Una
vez cada cuatro años existe un evento que consigue reunir a personas de casi
todos los países del mundo en un mismo sitio sin que se maten. Repasen la
historia de la humanidad, reflexionen sobre este hecho y comprenderán el poder
imparable del deporte para unir a todos los habitantes de este disparatado
planeta en una causa común.
Los
Juegos Olímpicos de Río comenzaron ya, después de una bonita ceremonia en la
que Brasil nos enseñó su historia y sus virtudes. Entre ellas una invencible
alegría de vivir, muy necesaria para sacar adelante una competición de esta
envergadura. Sobraron los pitos a la delegación argentina, a la delegación rusa
–encima de sospechosos, apaleados- y al presidente en funciones del país.

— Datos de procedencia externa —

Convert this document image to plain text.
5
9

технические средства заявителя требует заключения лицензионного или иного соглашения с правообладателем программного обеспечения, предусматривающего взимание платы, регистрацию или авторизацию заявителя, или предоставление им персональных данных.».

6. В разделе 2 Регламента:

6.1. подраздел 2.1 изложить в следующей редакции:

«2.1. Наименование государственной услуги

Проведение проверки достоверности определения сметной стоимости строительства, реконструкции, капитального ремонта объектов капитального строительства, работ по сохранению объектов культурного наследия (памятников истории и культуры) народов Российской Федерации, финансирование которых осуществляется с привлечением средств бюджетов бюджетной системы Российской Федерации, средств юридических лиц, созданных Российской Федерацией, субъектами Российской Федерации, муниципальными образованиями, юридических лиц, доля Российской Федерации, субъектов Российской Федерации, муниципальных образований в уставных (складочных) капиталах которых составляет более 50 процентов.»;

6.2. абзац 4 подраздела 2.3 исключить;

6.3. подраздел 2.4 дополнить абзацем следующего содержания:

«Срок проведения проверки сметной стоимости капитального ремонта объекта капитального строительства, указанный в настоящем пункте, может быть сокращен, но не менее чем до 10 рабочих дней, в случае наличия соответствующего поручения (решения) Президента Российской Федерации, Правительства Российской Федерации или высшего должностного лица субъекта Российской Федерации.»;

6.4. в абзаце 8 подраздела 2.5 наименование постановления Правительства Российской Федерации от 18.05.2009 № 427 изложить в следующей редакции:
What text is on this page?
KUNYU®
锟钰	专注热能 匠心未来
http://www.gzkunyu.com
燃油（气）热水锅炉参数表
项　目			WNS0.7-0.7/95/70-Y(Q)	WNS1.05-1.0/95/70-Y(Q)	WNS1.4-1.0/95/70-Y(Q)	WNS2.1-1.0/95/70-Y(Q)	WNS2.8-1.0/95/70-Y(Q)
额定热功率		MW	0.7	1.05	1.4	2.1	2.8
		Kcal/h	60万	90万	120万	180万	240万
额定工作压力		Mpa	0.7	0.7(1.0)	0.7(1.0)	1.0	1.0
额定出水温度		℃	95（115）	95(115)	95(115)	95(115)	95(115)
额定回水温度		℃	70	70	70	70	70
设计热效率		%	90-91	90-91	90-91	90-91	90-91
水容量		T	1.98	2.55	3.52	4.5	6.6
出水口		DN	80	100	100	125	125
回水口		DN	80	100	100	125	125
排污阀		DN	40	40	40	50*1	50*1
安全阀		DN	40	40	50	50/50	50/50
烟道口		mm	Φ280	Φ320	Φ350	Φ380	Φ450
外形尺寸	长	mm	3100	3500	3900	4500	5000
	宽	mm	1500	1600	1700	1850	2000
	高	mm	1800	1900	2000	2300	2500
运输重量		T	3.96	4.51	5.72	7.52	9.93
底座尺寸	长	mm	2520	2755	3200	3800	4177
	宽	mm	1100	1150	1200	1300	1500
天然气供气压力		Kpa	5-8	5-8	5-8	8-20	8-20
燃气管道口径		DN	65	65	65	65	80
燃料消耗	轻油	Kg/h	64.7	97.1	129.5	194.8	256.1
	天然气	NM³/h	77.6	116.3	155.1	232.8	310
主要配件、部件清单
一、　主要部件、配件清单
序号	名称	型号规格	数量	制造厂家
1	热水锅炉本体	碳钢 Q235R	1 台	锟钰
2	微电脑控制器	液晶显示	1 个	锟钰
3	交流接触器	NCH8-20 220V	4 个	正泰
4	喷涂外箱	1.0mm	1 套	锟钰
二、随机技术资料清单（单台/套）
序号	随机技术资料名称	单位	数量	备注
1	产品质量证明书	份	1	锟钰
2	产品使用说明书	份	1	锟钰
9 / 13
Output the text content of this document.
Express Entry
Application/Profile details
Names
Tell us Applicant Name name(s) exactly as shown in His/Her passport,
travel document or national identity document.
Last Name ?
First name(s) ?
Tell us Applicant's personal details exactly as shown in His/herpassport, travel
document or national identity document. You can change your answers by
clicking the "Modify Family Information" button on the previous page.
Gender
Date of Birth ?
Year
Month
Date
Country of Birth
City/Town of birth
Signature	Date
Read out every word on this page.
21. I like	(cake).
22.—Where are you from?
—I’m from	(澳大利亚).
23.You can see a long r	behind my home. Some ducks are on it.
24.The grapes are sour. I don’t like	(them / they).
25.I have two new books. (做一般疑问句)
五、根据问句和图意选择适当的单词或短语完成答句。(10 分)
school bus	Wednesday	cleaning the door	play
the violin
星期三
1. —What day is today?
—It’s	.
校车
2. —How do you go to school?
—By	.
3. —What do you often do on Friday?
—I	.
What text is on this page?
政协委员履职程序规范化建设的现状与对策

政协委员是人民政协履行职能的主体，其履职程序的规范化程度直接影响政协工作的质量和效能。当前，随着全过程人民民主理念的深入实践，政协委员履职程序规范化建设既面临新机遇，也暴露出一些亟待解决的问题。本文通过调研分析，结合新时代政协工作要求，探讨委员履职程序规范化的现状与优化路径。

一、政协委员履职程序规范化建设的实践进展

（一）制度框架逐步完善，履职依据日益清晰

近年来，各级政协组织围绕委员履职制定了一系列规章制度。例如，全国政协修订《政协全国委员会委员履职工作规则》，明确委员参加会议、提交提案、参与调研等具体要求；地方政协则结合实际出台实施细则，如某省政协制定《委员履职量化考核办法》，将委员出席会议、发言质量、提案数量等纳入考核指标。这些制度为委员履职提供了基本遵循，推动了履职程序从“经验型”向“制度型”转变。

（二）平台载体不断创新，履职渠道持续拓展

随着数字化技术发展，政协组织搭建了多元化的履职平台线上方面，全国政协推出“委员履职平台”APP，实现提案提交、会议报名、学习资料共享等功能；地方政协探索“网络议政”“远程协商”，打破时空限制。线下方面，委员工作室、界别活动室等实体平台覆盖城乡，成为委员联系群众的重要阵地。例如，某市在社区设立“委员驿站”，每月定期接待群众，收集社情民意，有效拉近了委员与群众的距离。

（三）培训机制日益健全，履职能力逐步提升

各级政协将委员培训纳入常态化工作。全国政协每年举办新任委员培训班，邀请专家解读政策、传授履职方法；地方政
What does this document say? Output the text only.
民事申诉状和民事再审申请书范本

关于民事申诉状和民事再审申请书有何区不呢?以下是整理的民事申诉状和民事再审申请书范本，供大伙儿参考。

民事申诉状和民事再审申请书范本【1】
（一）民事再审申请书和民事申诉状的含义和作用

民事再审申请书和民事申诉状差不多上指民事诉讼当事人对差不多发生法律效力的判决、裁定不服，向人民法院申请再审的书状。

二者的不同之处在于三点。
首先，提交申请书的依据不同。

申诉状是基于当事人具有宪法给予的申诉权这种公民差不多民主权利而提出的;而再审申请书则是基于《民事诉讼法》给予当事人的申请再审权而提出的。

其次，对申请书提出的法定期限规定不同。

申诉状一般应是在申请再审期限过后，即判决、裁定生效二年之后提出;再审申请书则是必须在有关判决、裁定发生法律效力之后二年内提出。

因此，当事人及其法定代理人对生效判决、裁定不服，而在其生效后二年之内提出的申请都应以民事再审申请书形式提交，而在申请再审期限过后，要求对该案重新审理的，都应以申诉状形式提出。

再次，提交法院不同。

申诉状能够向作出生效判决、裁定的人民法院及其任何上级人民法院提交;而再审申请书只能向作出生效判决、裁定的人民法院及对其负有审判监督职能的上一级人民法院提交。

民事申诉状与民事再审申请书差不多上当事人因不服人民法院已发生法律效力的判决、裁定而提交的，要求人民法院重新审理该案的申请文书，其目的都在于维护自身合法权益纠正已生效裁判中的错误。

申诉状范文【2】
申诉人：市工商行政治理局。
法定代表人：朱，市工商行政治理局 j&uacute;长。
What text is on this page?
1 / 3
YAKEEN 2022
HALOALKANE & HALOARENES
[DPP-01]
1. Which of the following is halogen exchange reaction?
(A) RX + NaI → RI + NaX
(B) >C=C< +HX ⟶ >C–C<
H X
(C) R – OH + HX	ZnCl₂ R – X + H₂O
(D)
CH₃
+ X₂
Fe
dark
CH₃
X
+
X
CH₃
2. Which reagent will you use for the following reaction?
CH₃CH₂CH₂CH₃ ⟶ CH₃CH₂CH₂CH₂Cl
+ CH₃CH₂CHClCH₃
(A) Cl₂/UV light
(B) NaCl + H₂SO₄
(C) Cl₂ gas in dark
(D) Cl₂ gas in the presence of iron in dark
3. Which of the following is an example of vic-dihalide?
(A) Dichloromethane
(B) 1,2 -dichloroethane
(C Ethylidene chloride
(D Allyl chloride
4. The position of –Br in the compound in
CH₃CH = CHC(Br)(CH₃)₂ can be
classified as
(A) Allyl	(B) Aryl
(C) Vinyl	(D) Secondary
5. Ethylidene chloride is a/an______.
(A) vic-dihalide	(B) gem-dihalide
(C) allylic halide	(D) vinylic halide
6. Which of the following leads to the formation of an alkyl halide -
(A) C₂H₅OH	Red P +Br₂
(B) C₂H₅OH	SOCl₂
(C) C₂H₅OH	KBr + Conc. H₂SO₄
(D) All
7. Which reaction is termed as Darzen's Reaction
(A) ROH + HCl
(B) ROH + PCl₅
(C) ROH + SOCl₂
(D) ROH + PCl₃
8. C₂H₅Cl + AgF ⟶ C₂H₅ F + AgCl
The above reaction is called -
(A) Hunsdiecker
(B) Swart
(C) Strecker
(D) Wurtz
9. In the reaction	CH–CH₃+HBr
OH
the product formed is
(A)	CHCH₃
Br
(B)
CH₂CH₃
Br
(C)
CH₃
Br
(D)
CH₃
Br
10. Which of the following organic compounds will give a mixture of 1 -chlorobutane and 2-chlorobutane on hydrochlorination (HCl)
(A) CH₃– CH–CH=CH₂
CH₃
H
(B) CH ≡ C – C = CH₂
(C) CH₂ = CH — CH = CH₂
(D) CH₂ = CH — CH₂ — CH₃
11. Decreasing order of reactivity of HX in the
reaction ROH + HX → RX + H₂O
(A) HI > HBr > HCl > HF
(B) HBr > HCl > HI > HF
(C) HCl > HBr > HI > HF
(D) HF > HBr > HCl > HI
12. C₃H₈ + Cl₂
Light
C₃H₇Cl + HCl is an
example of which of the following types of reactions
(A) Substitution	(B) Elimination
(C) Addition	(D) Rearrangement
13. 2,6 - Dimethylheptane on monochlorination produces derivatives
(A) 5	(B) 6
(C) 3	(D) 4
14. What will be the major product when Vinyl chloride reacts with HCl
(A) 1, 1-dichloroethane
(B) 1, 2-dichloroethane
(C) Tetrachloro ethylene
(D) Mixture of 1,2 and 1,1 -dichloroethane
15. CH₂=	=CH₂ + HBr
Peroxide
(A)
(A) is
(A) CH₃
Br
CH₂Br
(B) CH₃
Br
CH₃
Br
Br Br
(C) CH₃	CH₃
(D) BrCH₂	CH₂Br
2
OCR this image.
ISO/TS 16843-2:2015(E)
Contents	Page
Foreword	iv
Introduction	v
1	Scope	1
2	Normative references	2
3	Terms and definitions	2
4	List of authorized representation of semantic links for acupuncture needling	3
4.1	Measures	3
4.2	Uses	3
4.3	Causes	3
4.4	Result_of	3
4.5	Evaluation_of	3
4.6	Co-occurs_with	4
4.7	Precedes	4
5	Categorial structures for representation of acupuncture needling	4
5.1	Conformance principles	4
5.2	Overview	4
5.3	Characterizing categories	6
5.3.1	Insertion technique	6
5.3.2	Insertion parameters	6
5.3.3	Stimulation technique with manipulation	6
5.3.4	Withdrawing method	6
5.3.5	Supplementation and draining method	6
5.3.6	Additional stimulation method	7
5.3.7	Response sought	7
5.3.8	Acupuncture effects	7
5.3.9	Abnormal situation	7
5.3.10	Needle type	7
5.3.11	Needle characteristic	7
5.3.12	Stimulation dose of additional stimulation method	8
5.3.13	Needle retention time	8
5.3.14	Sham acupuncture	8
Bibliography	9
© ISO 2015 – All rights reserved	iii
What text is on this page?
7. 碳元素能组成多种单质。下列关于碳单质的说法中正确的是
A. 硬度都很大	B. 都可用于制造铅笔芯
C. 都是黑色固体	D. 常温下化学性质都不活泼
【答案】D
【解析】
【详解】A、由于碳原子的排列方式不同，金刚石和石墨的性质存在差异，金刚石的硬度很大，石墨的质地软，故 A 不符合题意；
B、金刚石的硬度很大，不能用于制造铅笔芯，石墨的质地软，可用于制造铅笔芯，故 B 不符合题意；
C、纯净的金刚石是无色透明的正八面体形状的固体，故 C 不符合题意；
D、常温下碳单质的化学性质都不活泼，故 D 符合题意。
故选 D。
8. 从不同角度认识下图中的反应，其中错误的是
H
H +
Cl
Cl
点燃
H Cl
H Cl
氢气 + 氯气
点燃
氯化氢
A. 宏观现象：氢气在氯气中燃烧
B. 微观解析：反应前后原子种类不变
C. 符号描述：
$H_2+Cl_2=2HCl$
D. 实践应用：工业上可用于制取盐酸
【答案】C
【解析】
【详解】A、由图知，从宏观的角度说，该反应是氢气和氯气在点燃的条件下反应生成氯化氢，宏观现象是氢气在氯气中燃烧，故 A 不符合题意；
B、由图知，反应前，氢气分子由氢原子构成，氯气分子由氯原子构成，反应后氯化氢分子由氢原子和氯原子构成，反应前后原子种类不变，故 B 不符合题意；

Michel Temer, seguro que tan corrupto como sus antecesores, pero el
representante de millones de brasileños en ese momento concreto. Habrá que
obligar a los espectadores a realizar el juramento olímpico y saber comportarse
en la grada.
Durante
la ronda de discursos, siempre llama la atención que el presidente del COI, en
este caso el señor Thomas Bach, se llene la boca con palabras contra el
machismo, el racismo o el integrismo religioso “para construir un mundo nuevo” y
se permita la participación de países que se ríen de estos derechos del mundo
occidental. A favor del señor Bach y de la organización hay que apuntar la
entrega de un premio y reconocimiento al gran atleta keniano Kipchoge Keino, y el enorme detalle de permitir el
último relevo de la antorcha al también atleta Vanderlei Lima.
En Atenas 2004 dominaba la mítica prueba del Maratón, hasta que un perturbado lo abordó en la calle. El incidente y el susto le impidieron ganar la prueba. Una terrible injusticia que él encajó con una sonrisa y resignación. Encender la llama es un premio y una reconciliación, 12 años después.